# New arrival!



## Piddleypops (Sep 2, 2013)

We were looking for a cockapoo puppy but have managed to find ourselves an sproodle puppy. 

He will be 8 weeks when we collect him in two weeks time. We can't wait!! He's black and white and named after our favourite place in Dorset - Lulworth!

I would post a photo, if I knew how!!


----------



## Woo (Oct 5, 2011)

Congratulations, can't wait to see pictures


----------



## Piddleypops (Sep 2, 2013)

Introducing Lulworth


----------



## dmgalley (Aug 19, 2012)

So cute. 

Sent from my SGH-T999 using Tapatalk 2


----------



## Lottierachel (Mar 3, 2013)

Very cute!! A lovely idea for his name too. It's nice to have something that means something to you =)


----------



## wilfiboy (Sep 18, 2010)

He's an absolute beauty xx


----------



## Skyesdog (Jun 7, 2012)

Gorgeous baby boy!!


----------



## arlo (Mar 11, 2013)

Love his name and love him, how handsome is he!


----------



## dio.ren (Jan 18, 2013)

Piddleypops said:


> Introducing Lulworth


I'm in love  He is so cute love his colors.

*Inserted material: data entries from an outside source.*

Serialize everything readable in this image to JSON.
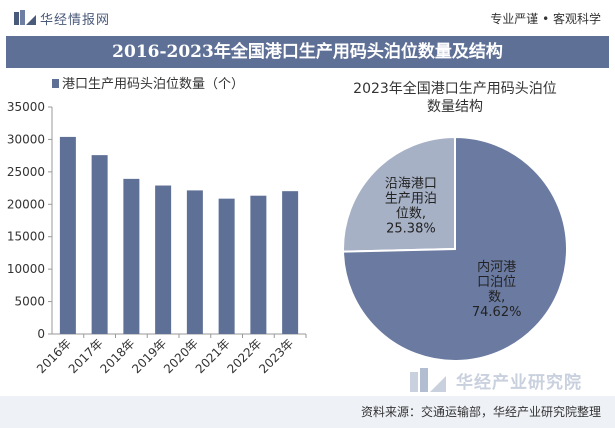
{
  "header": {
    "brand": "华经情报网",
    "slogan": "专业严谨 • 客观科学"
  },
  "title": "2016-2023年全国港口生产用码头泊位数量及结构",
  "footer": {
    "source": "资料来源：交通运输部，华经产业研究院整理"
  },
  "watermark": {
    "brand": "华经产业研究院"
  },
  "colors": {
    "bar": "#5f7096",
    "pie_inland": "#6a7aa0",
    "pie_coastal": "#a7b1c6",
    "title_band": "#5f7096"
  },
  "chart_data": [
    {
      "type": "bar",
      "legend": "港口生产用码头泊位数量（个）",
      "categories": [
        "2016年",
        "2017年",
        "2018年",
        "2019年",
        "2020年",
        "2021年",
        "2022年",
        "2023年"
      ],
      "values": [
        30388,
        27578,
        23919,
        22893,
        22142,
        20867,
        21323,
        22023
      ],
      "ylim": [
        0,
        35000
      ],
      "yticks": [
        0,
        5000,
        10000,
        15000,
        20000,
        25000,
        30000,
        35000
      ],
      "grid": false
    },
    {
      "type": "pie",
      "title_lines": [
        "2023年全国港口生产用码头泊位",
        "数量结构"
      ],
      "slices": [
        {
          "label_lines": [
            "沿海港口",
            "生产用泊",
            "位数,",
            "25.38%"
          ],
          "value": 25.38
        },
        {
          "label_lines": [
            "内河港",
            "口泊位",
            "数,",
            "74.62%"
          ],
          "value": 74.62
        }
      ]
    }
  ]
}
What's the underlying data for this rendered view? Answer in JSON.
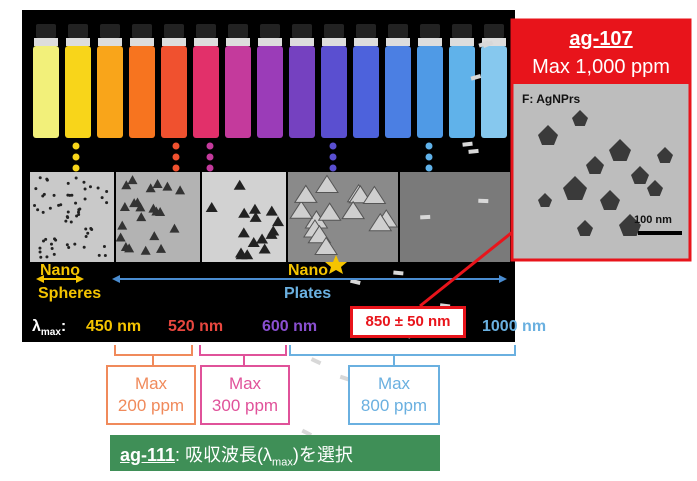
{
  "callout": {
    "title": "ag-107",
    "subtitle": "Max 1,000 ppm",
    "image_label": "F: AgNPrs",
    "scale_bar": "100 nm"
  },
  "panel": {
    "spheres_label": [
      "Nano",
      "Spheres"
    ],
    "plates_label": [
      "Nano",
      "Plates"
    ],
    "lambda": {
      "symbol": "λ",
      "subscript": "max",
      "suffix": ":"
    },
    "wavelengths": [
      "450 nm",
      "520 nm",
      "600 nm",
      "1000 nm"
    ],
    "highlight": "850 ± 50 nm"
  },
  "limits": [
    {
      "line1": "Max",
      "line2": "200 ppm"
    },
    {
      "line1": "Max",
      "line2": "300 ppm"
    },
    {
      "line1": "Max",
      "line2": "800 ppm"
    }
  ],
  "footer": {
    "code": "ag-111",
    "text_before": ": 吸収波長(λ",
    "subscript": "max",
    "text_after": ")を選択"
  }
}
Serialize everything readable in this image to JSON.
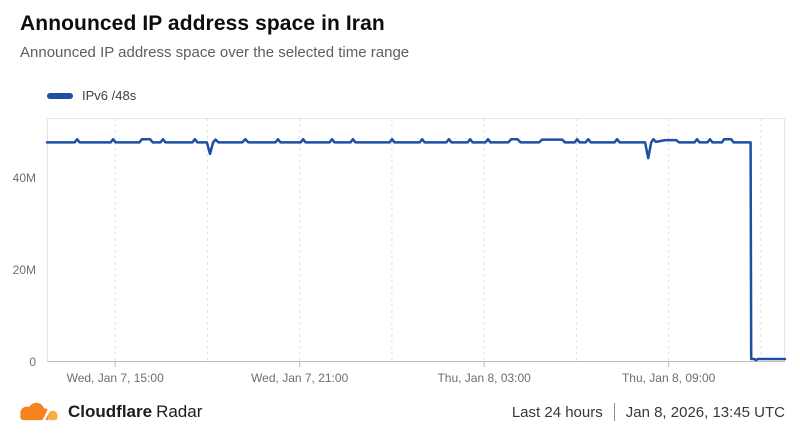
{
  "header": {
    "title": "Announced IP address space in Iran",
    "subtitle": "Announced IP address space over the selected time range"
  },
  "legend": {
    "series_label": "IPv6 /48s"
  },
  "colors": {
    "line_blue": "#1d4fa3",
    "logo_orange": "#f6821f",
    "logo_light_orange": "#fbad41",
    "grid_gray": "#dcdcdc",
    "axis_gray": "#bdbdbd"
  },
  "chart_data": {
    "type": "line",
    "title": "Announced IP address space in Iran",
    "xlabel": "",
    "ylabel": "",
    "x_unit": "hours from start of 24h window (Jan 7 ~12:45 UTC)",
    "x_range": [
      0,
      24
    ],
    "ylim": [
      0,
      53
    ],
    "grid": "vertical-dashed",
    "legend_position": "top-left",
    "y_ticks": [
      {
        "value": 0,
        "label": "0"
      },
      {
        "value": 20,
        "label": "20M"
      },
      {
        "value": 40,
        "label": "40M"
      }
    ],
    "x_ticks": [
      {
        "t": 2.2167,
        "label": "Wed, Jan 7, 15:00"
      },
      {
        "t": 8.2167,
        "label": "Wed, Jan 7, 21:00"
      },
      {
        "t": 14.2167,
        "label": "Thu, Jan 8, 03:00"
      },
      {
        "t": 20.2167,
        "label": "Thu, Jan 8, 09:00"
      }
    ],
    "gridlines_t": [
      2.2167,
      5.2167,
      8.2167,
      11.2167,
      14.2167,
      17.2167,
      20.2167,
      23.2167
    ],
    "series": [
      {
        "name": "IPv6 /48s",
        "color": "#1d4fa3",
        "unit": "millions of /48s",
        "baseline_value_m": 47.7,
        "final_value_m": 0.65,
        "points": [
          [
            0,
            47.7
          ],
          [
            0.9,
            47.7
          ],
          [
            0.98,
            48.4
          ],
          [
            1.06,
            47.7
          ],
          [
            2.07,
            47.7
          ],
          [
            2.15,
            48.4
          ],
          [
            2.23,
            47.7
          ],
          [
            3.0,
            47.7
          ],
          [
            3.09,
            48.4
          ],
          [
            3.35,
            48.4
          ],
          [
            3.44,
            47.7
          ],
          [
            3.69,
            47.7
          ],
          [
            3.77,
            48.4
          ],
          [
            3.85,
            47.7
          ],
          [
            4.73,
            47.7
          ],
          [
            4.81,
            48.4
          ],
          [
            4.89,
            47.7
          ],
          [
            5.2,
            47.7
          ],
          [
            5.3,
            45.2
          ],
          [
            5.4,
            47.7
          ],
          [
            5.48,
            48.3
          ],
          [
            5.58,
            47.7
          ],
          [
            6.35,
            47.7
          ],
          [
            6.45,
            48.4
          ],
          [
            6.55,
            47.7
          ],
          [
            7.43,
            47.7
          ],
          [
            7.51,
            48.4
          ],
          [
            7.59,
            47.7
          ],
          [
            8.25,
            47.7
          ],
          [
            8.33,
            48.4
          ],
          [
            8.41,
            47.7
          ],
          [
            9.19,
            47.7
          ],
          [
            9.27,
            48.4
          ],
          [
            9.35,
            47.7
          ],
          [
            9.87,
            47.7
          ],
          [
            9.95,
            48.4
          ],
          [
            10.03,
            47.7
          ],
          [
            11.14,
            47.7
          ],
          [
            11.22,
            48.4
          ],
          [
            11.3,
            47.7
          ],
          [
            12.12,
            47.7
          ],
          [
            12.2,
            48.4
          ],
          [
            12.28,
            47.7
          ],
          [
            12.99,
            47.7
          ],
          [
            13.07,
            48.4
          ],
          [
            13.15,
            47.7
          ],
          [
            13.68,
            47.7
          ],
          [
            13.76,
            48.4
          ],
          [
            13.84,
            47.7
          ],
          [
            14.26,
            47.7
          ],
          [
            14.34,
            48.4
          ],
          [
            14.42,
            47.7
          ],
          [
            15.0,
            47.7
          ],
          [
            15.1,
            48.4
          ],
          [
            15.3,
            48.4
          ],
          [
            15.4,
            47.7
          ],
          [
            16.0,
            47.7
          ],
          [
            16.1,
            48.3
          ],
          [
            16.75,
            48.3
          ],
          [
            16.85,
            47.7
          ],
          [
            17.16,
            47.7
          ],
          [
            17.24,
            48.4
          ],
          [
            17.32,
            47.7
          ],
          [
            17.52,
            47.7
          ],
          [
            17.6,
            48.4
          ],
          [
            17.68,
            47.7
          ],
          [
            18.46,
            47.7
          ],
          [
            18.54,
            48.4
          ],
          [
            18.62,
            47.7
          ],
          [
            19.45,
            47.7
          ],
          [
            19.55,
            44.3
          ],
          [
            19.65,
            47.7
          ],
          [
            19.72,
            48.4
          ],
          [
            19.8,
            47.8
          ],
          [
            20.1,
            48.2
          ],
          [
            20.46,
            48.2
          ],
          [
            20.56,
            47.7
          ],
          [
            21.06,
            47.7
          ],
          [
            21.14,
            48.4
          ],
          [
            21.22,
            47.7
          ],
          [
            21.48,
            47.7
          ],
          [
            21.56,
            48.4
          ],
          [
            21.64,
            47.7
          ],
          [
            21.95,
            47.7
          ],
          [
            22.02,
            48.4
          ],
          [
            22.25,
            48.4
          ],
          [
            22.33,
            47.7
          ],
          [
            22.88,
            47.7
          ],
          [
            22.9,
            0.65
          ],
          [
            23.0,
            0.65
          ],
          [
            23.05,
            0.4
          ],
          [
            23.12,
            0.65
          ],
          [
            24,
            0.65
          ]
        ]
      }
    ]
  },
  "footer": {
    "brand_bold": "Cloudflare",
    "brand_regular": "Radar",
    "time_range": "Last 24 hours",
    "timestamp": "Jan 8, 2026, 13:45 UTC"
  }
}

What a perfect little guy!


----------



## sugerlump (Oct 6, 2012)

hay i'm new at this just what is a sproodle. he is so cute .and wonderful color.good luck .


----------



## dio.ren (Jan 18, 2013)

sugerlump said:


> hay i'm new at this just what is a sproodle. he is so cute .and wonderful color.good luck .


I'm guessing a springer spaniel and a poodle cross


----------



## Florida Cockapoo (Aug 24, 2012)

Very quite.


----------



## Tinman (Apr 23, 2013)

Little lulworth looks gorgeous, he has lovely markings on his face, I'm very happy for you and your family. :baby:


----------



## Piddleypops (Sep 2, 2013)

Lulworth is a springer spaniel and poodle mix. I think they are called various names ... sproodle, spoodle or springer doodle amongst others!


----------



## wilfiboy (Sep 18, 2010)

Look forward to seeing the beautiful boy as he comes home and gets older xx


----------



## RuthMill (Jun 30, 2012)

Oh looking forward to seeing this little guy!

Love springers.. Can't wait to see how he develops and see what the similarities are with the cockapoo!


----------